Concordium’s self-sovereign identity layer contrasts with other blockchains by using zero-knowledge proof cryptography to allow its users to transact and share information in a completely private and anonymous way. Concordium accounts can therefore be tied to zero-knowledge-proof identities, confirming they are verified. Blockchain observers cannot use that identity to link to a specific entity, as it remains encrypted. This means that transactions are processed without exposing the identity of the sender or receiver, and the sender and receiver will also be the only parties that can see the actual details of a transaction.
On the other hand, where a suspicious transaction or set of transactions have been detected, the real-world identity of the user can be revealed to qualified authorities with the help of anonymity revokers and identity issuers in a decentralized process. This provides a hybrid solution to empower compliance with jurisdictional legislation, regulations, and auditor requirements.
What Blockchain Means for Digital Business Models
Decentralized, blockchain-based digital identity is maturing fast, with solutions like Concordium’s ID app allowing users to obtain and control verified digital identities from regulated identity issuers.
This will have a big impact on business models in terms of data monetization, data portability, and economic inclusion, as we set out on the road towards the ultimate goal of self-sovereign identity.
As the world begins to realize the benefits of digital identity on a blockchain, attitudes regarding who owns and should profit from user-generated data are likely to change. This has particular ramifications for user content-based services like social media platforms, and behavioral analytics-hungry advertisers, but also any other organization that needs the data. It provides individuals with control over a future data monetization model that is user rather than business-centric.
The enabling of frictionless data portability will also have a profound effect on how services are set up. Regulators are keen to push the right of portability, where technically feasible, so users do not have to re-verify identity across multiple platforms, reducing security risks. However, current solutions either create walled gardens that make this inefficient or rely on a few large tech giants like Facebook and Google to manage it.

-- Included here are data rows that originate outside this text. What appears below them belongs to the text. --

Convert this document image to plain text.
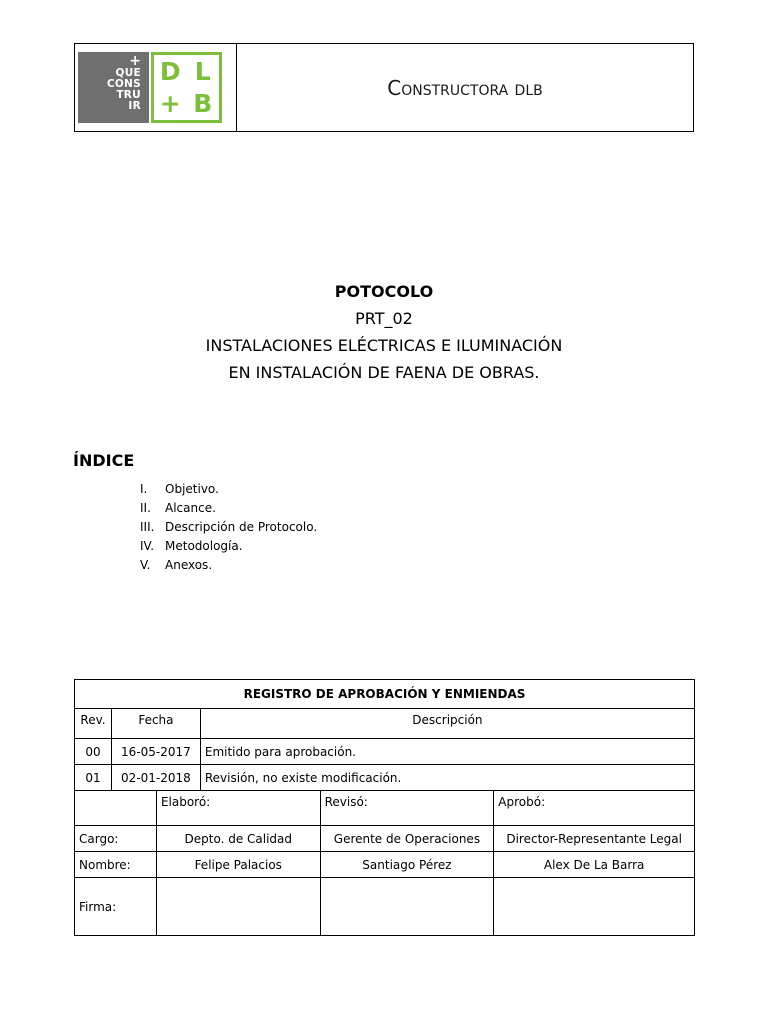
+
QUE
CONS
TRU
IR
D L
+ B
Constructora dlb
POTOCOLO
PRT_02
INSTALACIONES ELÉCTRICAS E ILUMINACIÓN
EN INSTALACIÓN DE FAENA DE OBRAS.
ÍNDICE
I.	Objetivo.
II.	Alcance.
III. Descripción de Protocolo.
IV. Metodología.
V.	Anexos.
REGISTRO DE APROBACIÓN Y ENMIENDAS					
Rev.	Fecha		Descripción		
00	16-05-2017		Emitido para aprobación.		
01	02-01-2018		Revisión, no existe modificación.		
		Elaboró:		Revisó:	Aprobó:
Cargo:		Depto. de Calidad		Gerente de Operaciones	Director-Representante Legal
Nombre:		Felipe Palacios		Santiago Pérez	Alex De La Barra
Firma:					
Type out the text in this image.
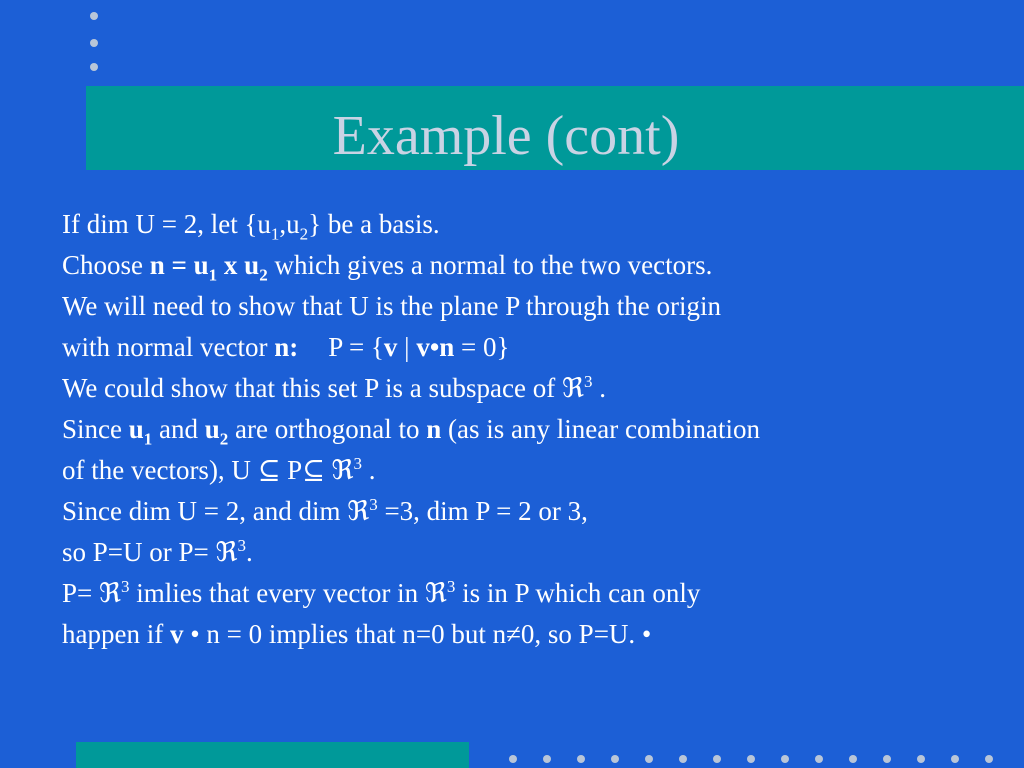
Example (cont)
If dim U = 2, let $\{u_1,u_2\}$ be a basis.
Choose $n = u_1$ x $u_2$ which gives a normal to the two vectors.
We will need to show that U is the plane P through the origin
with normal vector n: P = {v | v•n = 0}
We could show that this set P is a subspace of ℜ$^3$ .
Since $u_1$ and $u_2$ are orthogonal to n (as is any linear combination
of the vectors), U ⊆ P⊆ ℜ$^3$ .
Since dim U = 2, and dim ℜ$^3$ =3, dim P = 2 or 3,
so P=U or P= ℜ$^3$.
P= ℜ$^3$ imlies that every vector in ℜ$^3$ is in P which can only
happen if v • n = 0 implies that n=0 but n≠0, so P=U. •
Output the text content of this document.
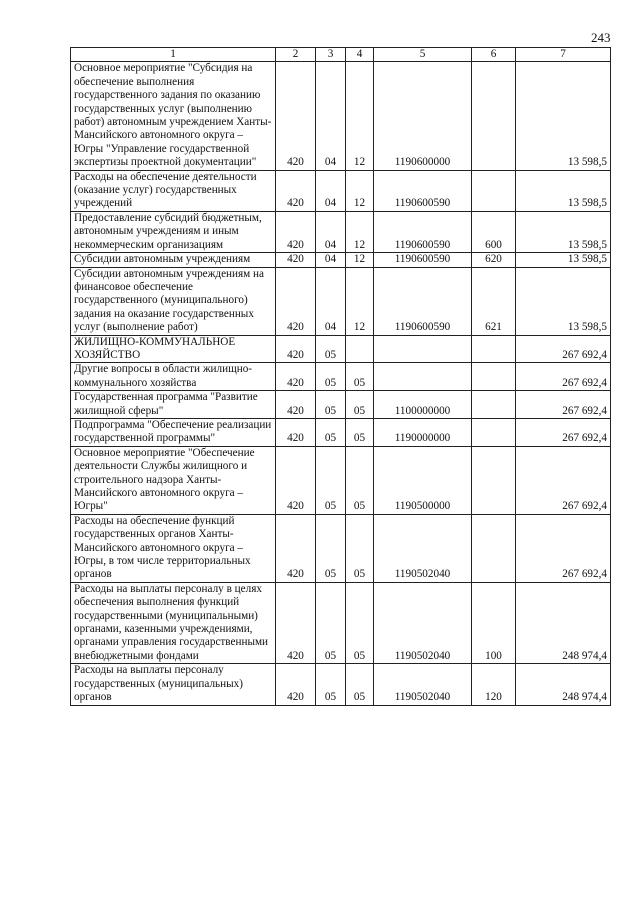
243
1	2	3	4	5	6	7
Основное мероприятие "Субсидия на обеспечение выполнения государственного задания по оказанию государственных услуг (выполнению работ) автономным учреждением Ханты-Мансийского автономного округа – Югры "Управление государственной экспертизы проектной документации"	420	04	12	1190600000		13 598,5
Расходы на обеспечение деятельности (оказание услуг) государственных учреждений	420	04	12	1190600590		13 598,5
Предоставление субсидий бюджетным, автономным учреждениям и иным некоммерческим организациям	420	04	12	1190600590	600	13 598,5
Субсидии автономным учреждениям	420	04	12	1190600590	620	13 598,5
Субсидии автономным учреждениям на финансовое обеспечение государственного (муниципального) задания на оказание государственных услуг (выполнение работ)	420	04	12	1190600590	621	13 598,5
ЖИЛИЩНО-КОММУНАЛЬНОЕ ХОЗЯЙСТВО	420	05				267 692,4
Другие вопросы в области жилищно-коммунального хозяйства	420	05	05			267 692,4
Государственная программа "Развитие жилищной сферы"	420	05	05	1100000000		267 692,4
Подпрограмма "Обеспечение реализации государственной программы"	420	05	05	1190000000		267 692,4
Основное мероприятие "Обеспечение деятельности Службы жилищного и строительного надзора Ханты-Мансийского автономного округа – Югры"	420	05	05	1190500000		267 692,4
Расходы на обеспечение функций государственных органов Ханты-Мансийского автономного округа – Югры, в том числе территориальных органов	420	05	05	1190502040		267 692,4
Расходы на выплаты персоналу в целях обеспечения выполнения функций государственными (муниципальными) органами, казенными учреждениями, органами управления государственными внебюджетными фондами	420	05	05	1190502040	100	248 974,4
Расходы на выплаты персоналу государственных (муниципальных) органов	420	05	05	1190502040	120	248 974,4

This was a point made by German Chancellor Angel Merkel in talks with businesses including Deutsche Telekom, BMW, and Lufthansa about making digital identity a top priority, alongside EU initiatives like the European Blockchain Services Infrastructure (EBSI) helping to implement self-sovereign identity and trusted data sharing.
With decentralized identifiers (DIDs), secured by private key cryptography, containing the verifiable claims, it is possible to migrate identities between systems without friction. It simplifies onboarding and access processes for users, providing a standardized means of verifying credentials without manual inefficiencies or relying on centralized points of failure.
Digital identities are expected to contribute considerably to economic growth in the coming decade, benefiting individuals and opening up access to the global market. The value of digital identities is estimated to expand by 22% per annum, with economic benefits of over €300 billion for European organizations alone, and double that for consumers. Decentralized digital identity models will allow users to unlock this value and help grow the global economy.
The Ultimate Goal: Self-Sovereign Identities
The issues surrounding traditional digital identity systems make life harder for both users and organizations. By taking a blockchain-based decentralized approach, thanks to projects like Concordium, we move closer to the ultimate goal of self-sovereign identity.
It represents a major breakthrough, giving users back full control over all their personal information. Companies will have limited access to verifiable claims, and the system does not rely on a central authority to work. The impact of this will extend far beyond our current imagination, encompassing new use cases and industries as digital identity becomes an integral part of the lives of billions.